Correio braziliense, n. 20782 , 16/04/2020. Brasil, p.7

 

STF dá autonomia aos estados e municípios

Luiz Calcagno

16/04/2020

 

 

CORONAVÍRUS » Em derrota para o presidente Bolsonaro, Supremo decidiu que governadores e prefeitos podem executar as medidas que avaliarem necessárias para conter o avanço da Covid-19

Na primeira sessão por videoconferência em toda a história do Supremo Tribunal Federal (STF), os ministros garantiram a governadores e prefeitos o poder de determinar medidas de isolamento social no combate ao novo coronavírus. A decisão ocorreu durante a votação da Ação Direta de Inconstitucionalidade (ADI) 6341, impetrada pelo PDT, contra a Medida Provisória nº 926/2020. A MP foi editada pelo governo federal, principalmente, para aumentar o poder do presidente da República, Jair Bolsonaro, que passaria a determinar, nos estados, municípios e no Distrito Federal, serviços públicos e atividades essenciais que não podem parar.

A maioria dos magistrados acompanhou o relator do caso, ministro Marco Aurélio Mello, no sentido de manter a validade da MP, mas aplicar o entendimento de que prefeitos e governadores também podem executar as ações. Por maioria, também entenderam que os chefes dos Executivos locais podem, sim, definir quais são as atividades essenciais que, no âmbito local, não devem ficar paralisadas durante a pandemia.

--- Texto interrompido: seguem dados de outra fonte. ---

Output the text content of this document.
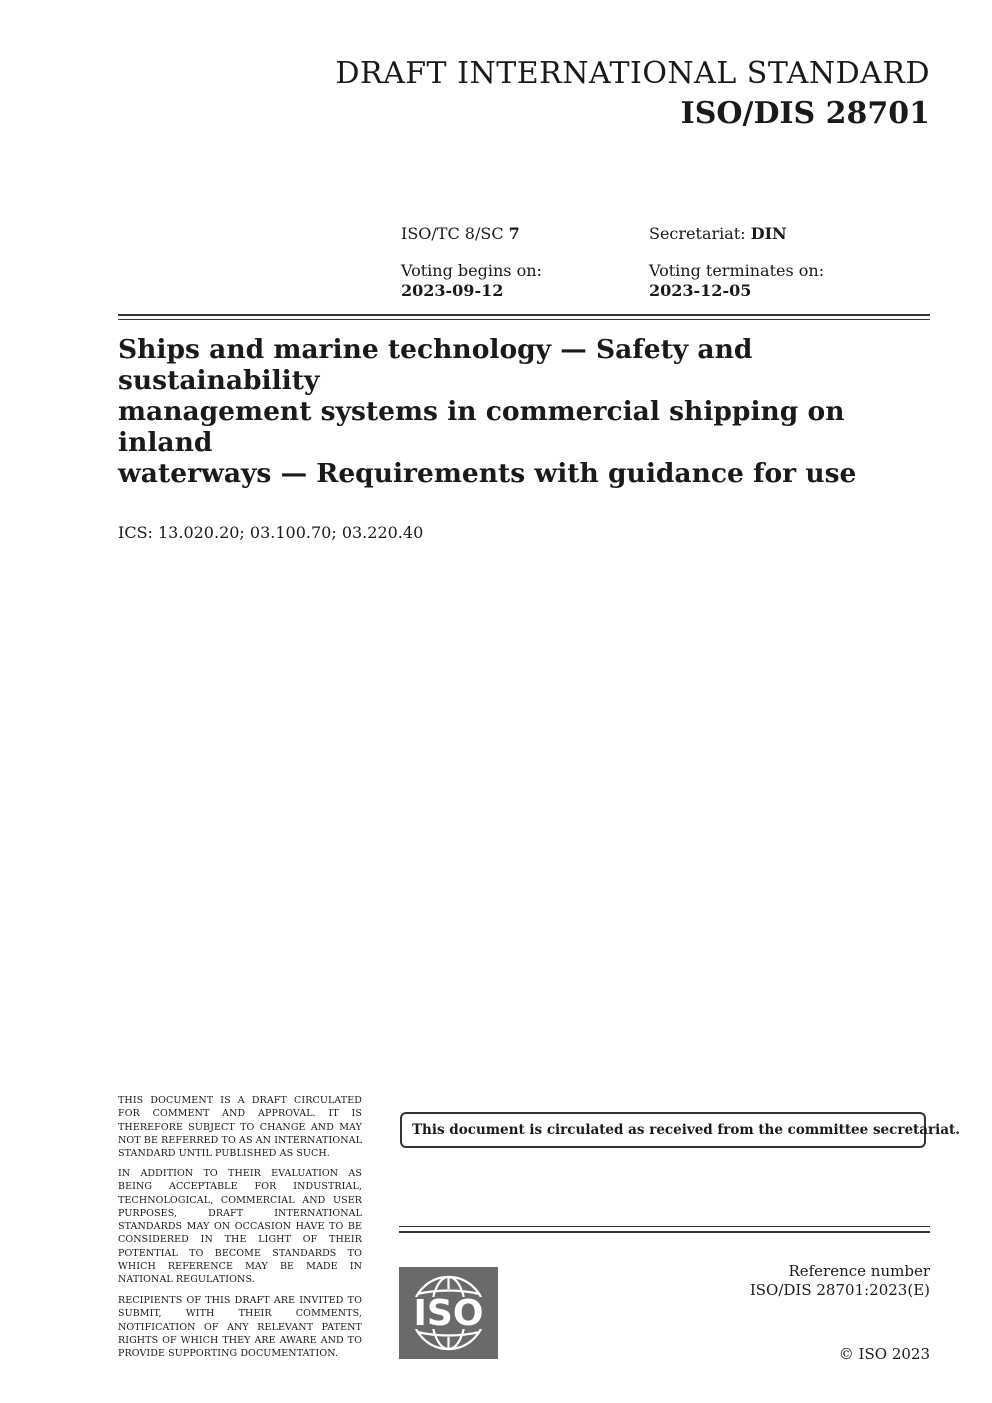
DRAFT INTERNATIONAL STANDARD
ISO/DIS 28701
ISO/TC 8/SC 7	Secretariat: DIN
Voting begins on:
2023-09-12
Voting terminates on:
2023-12-05
Ships and marine technology — Safety and sustainability
management systems in commercial shipping on inland
waterways — Requirements with guidance for use
ICS: 13.020.20; 03.100.70; 03.220.40
THIS DOCUMENT IS A DRAFT CIRCULATED FOR COMMENT AND APPROVAL. IT IS THEREFORE SUBJECT TO CHANGE AND MAY NOT BE REFERRED TO AS AN INTERNATIONAL STANDARD UNTIL PUBLISHED AS SUCH.
IN ADDITION TO THEIR EVALUATION AS BEING ACCEPTABLE FOR INDUSTRIAL, TECHNOLOGICAL, COMMERCIAL AND USER PURPOSES, DRAFT INTERNATIONAL STANDARDS MAY ON OCCASION HAVE TO BE CONSIDERED IN THE LIGHT OF THEIR POTENTIAL TO BECOME STANDARDS TO WHICH REFERENCE MAY BE MADE IN NATIONAL REGULATIONS.
RECIPIENTS OF THIS DRAFT ARE INVITED TO SUBMIT, WITH THEIR COMMENTS, NOTIFICATION OF ANY RELEVANT PATENT RIGHTS OF WHICH THEY ARE AWARE AND TO PROVIDE SUPPORTING DOCUMENTATION.
This document is circulated as received from the committee secretariat.
ISO
Reference number
ISO/DIS 28701:2023(E)
© ISO 2023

Foi a partir da MP que Bolsonaro determinou a reabertura das agências lotéricas da Caixa. O relator da ADI, ministro Marco Aurélio Mello, disse que o texto viola a autonomia dos entes federados. Já o ministro Alexandre de Moraes destacou que a federalização é um dos princípios da democracia brasileira. Apesar de alterarem a interpretação das mudanças que a MP provocou na Lei nº 13.979/2020, de enfrentamento ao coronavírus, para garantir a autonomia dos entes federados, os magistrados não decretaram inconstitucionalidade à medida editada pelo governo.

O presidente do STF, José Dias Toffoli, leu a nova interpretação ao fim do julgamento. “Foi referendada a medida cautelar deferida pelo eminente relator, acrescida de interpretação conforme a Constituição ao parágrafo 9º do artigo 3º da Lei nº 13.979, a fim de explicitar que, preservada a atribuição de cada esfera de governo, nos termos do inciso 1 do artigo 198 da Constituição, o presidente da República poderá dispor, mediante decreto, sobre os serviços públicos e atividades essenciais. Vencidos neste ponto o ministro relator e o ministro presidente Dias Toffoli. E também ficam vencidos em parte, quanto a interpretação conforme o inciso 6º do artigo 3º, o ministro Alexandre de Moraes e o ministro Luiz Fux.

Em seu voto, o ministro Alexandre de Moraes destacou que, em um momento de crise, a constituição Federal deveria “servir de guia para os entes políticos”.

“Esse julgamento se refere ao federalismo e suas regras de distribuição. Muito mais do que quem pode mandar A, ou mandar B, discutimos um dos três alicerces, o federalismo. Com a separação de poderes e declaração de direitos fundamentais, ele tem a mesma finalidade: limitar o poder de um único ente”, disse.

Cooperação

Já Rosa Weber destacou a necessidade de cooperação entre os entes da federação e afirmou que cuidar da Saúde “é competência comum”. No entanto, foi severa ao comentar sobre a forma com que o governo editou a MP. “O presidente, por medida provisória, delegou poderes a si próprio, sem instituir critérios de controle. E desse modo, o Congresso ficaria obstado de exercer esse controle. Nessa linha, pelo que eu consegui apreender, o eminente ministro (Edson) Fachin estaria propondo uma interpretação conforme a Constituição, no sentido de que, preservada a atribuição de cada esfera do governo, o presidente poderá dispor sobre serviços públicos e atividades essenciais”.

Celso de Mello, que passa por problemas de saúde, não participou da sessão, e Luís Roberto Barroso se declarou suspeito.